Séminaire Fluide: Giuseppe Zampogna (EPFL)

  • Culture scientifique
Publié le 21 février 2024 Mis à jour le 16 mars 2024
Date(s)

le 19 mars 2024

14h30
 
Lieu(x)
Institut de Physique de Nice
Conference room 1+2

A journey on mass transport across multiscale structures via mathematical homogenization

Fluid seminars

Abstract:


Complex porous structures and their interactions with fluid flows are peculiar to many natural and engineering situations. Underground filtration, underwater flows through seagrass canopies, strategies for aerodynamics flow control based on rough surfaces, biological cells' water regulation mechanisms, and membrane-based devices for osmotic power generation are a few examples of interaction phenomena where the presence of very different scales at play renders their description complex from a physical and computational point of view. A clear explanation of the physical mechanisms at the basis of these multiscale fluid-structure interaction processes is needed. Thanks to multiscale homogenization, we develop reduced-order, intuitive, robust, and computationally cheap models to simulate these interactions in many flow situations.

In this seminar, I will lead you on my personal journey where mathematical homogenization has been gradually adapted and generalized to tackle the step-by-step complexification of multiscale fluid-solid phenomena.

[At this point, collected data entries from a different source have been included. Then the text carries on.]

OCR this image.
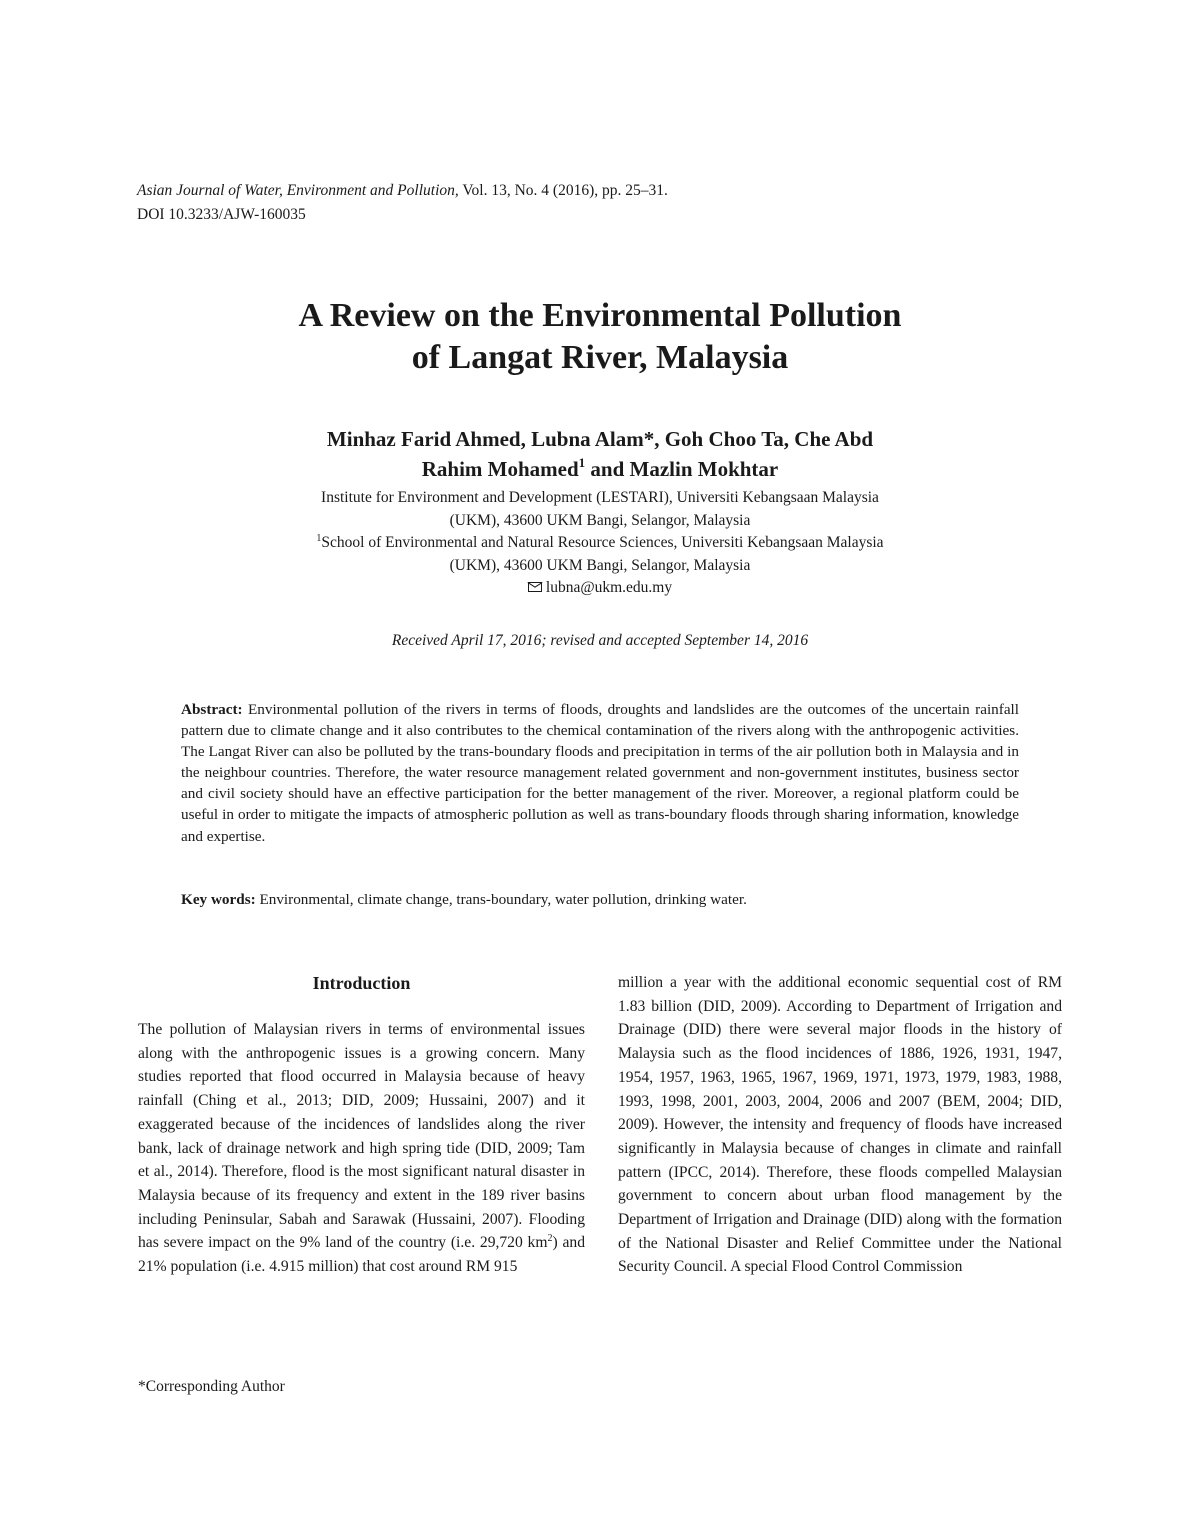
Asian Journal of Water, Environment and Pollution, Vol. 13, No. 4 (2016), pp. 25–31.
DOI 10.3233/AJW-160035
A Review on the Environmental Pollution
of Langat River, Malaysia
Minhaz Farid Ahmed, Lubna Alam*, Goh Choo Ta, Che Abd
Rahim Mohamed$^1$ and Mazlin Mokhtar
Institute for Environment and Development (LESTARI), Universiti Kebangsaan Malaysia
(UKM), 43600 UKM Bangi, Selangor, Malaysia
$^1$School of Environmental and Natural Resource Sciences, Universiti Kebangsaan Malaysia
(UKM), 43600 UKM Bangi, Selangor, Malaysia
lubna@ukm.edu.my
Received April 17, 2016; revised and accepted September 14, 2016

Abstract: Environmental pollution of the rivers in terms of floods, droughts and landslides are the outcomes of the uncertain rainfall pattern due to climate change and it also contributes to the chemical contamination of the rivers along with the anthropogenic activities. The Langat River can also be polluted by the trans-boundary floods and precipitation in terms of the air pollution both in Malaysia and in the neighbour countries. Therefore, the water resource management related government and non-government institutes, business sector and civil society should have an effective participation for the better management of the river. Moreover, a regional platform could be useful in order to mitigate the impacts of atmospheric pollution as well as trans-boundary floods through sharing information, knowledge and expertise.

Key words: Environmental, climate change, trans-boundary, water pollution, drinking water.

Introduction

The pollution of Malaysian rivers in terms of environmental issues along with the anthropogenic issues is a growing concern. Many studies reported that flood occurred in Malaysia because of heavy rainfall (Ching et al., 2013; DID, 2009; Hussaini, 2007) and it exaggerated because of the incidences of landslides along the river bank, lack of drainage network and high spring tide (DID, 2009; Tam et al., 2014). Therefore, flood is the most significant natural disaster in Malaysia because of its frequency and extent in the 189 river basins including Peninsular, Sabah and Sarawak (Hussaini, 2007). Flooding has severe impact on the 9% land of the country (i.e. 29,720 $km^2$) and 21% population (i.e. 4.915 million) that cost around RM 915

million a year with the additional economic sequential cost of RM 1.83 billion (DID, 2009). According to Department of Irrigation and Drainage (DID) there were several major floods in the history of Malaysia such as the flood incidences of 1886, 1926, 1931, 1947, 1954, 1957, 1963, 1965, 1967, 1969, 1971, 1973, 1979, 1983, 1988, 1993, 1998, 2001, 2003, 2004, 2006 and 2007 (BEM, 2004; DID, 2009). However, the intensity and frequency of floods have increased significantly in Malaysia because of changes in climate and rainfall pattern (IPCC, 2014). Therefore, these floods compelled Malaysian government to concern about urban flood management by the Department of Irrigation and Drainage (DID) along with the formation of the National Disaster and Relief Committee under the National Security Council. A special Flood Control Commission

*Corresponding Author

We will first introduce a rigorous technique to describe the hydrodynamics of incompressible Newtonian fluids over and through bulk porous media and its application in the modeling of canopy flows. Further developments of the homogenization technique will lead us to the analysis of flows over complex microstructured impervious surfaces.  We will show the potentialities of the model in predicting coating flows by comparisons with experiments. As a final step, merging the knowledge gained from the first two examples, we will jump into the field of chemicophysical hydrodynamics and adapt homogenization to describe phoretic and osmotic flows through thin, permeable membranes. We will eventually discuss the limitations and perspectives of homogenization in modeling multiscale fluid-related phenomena.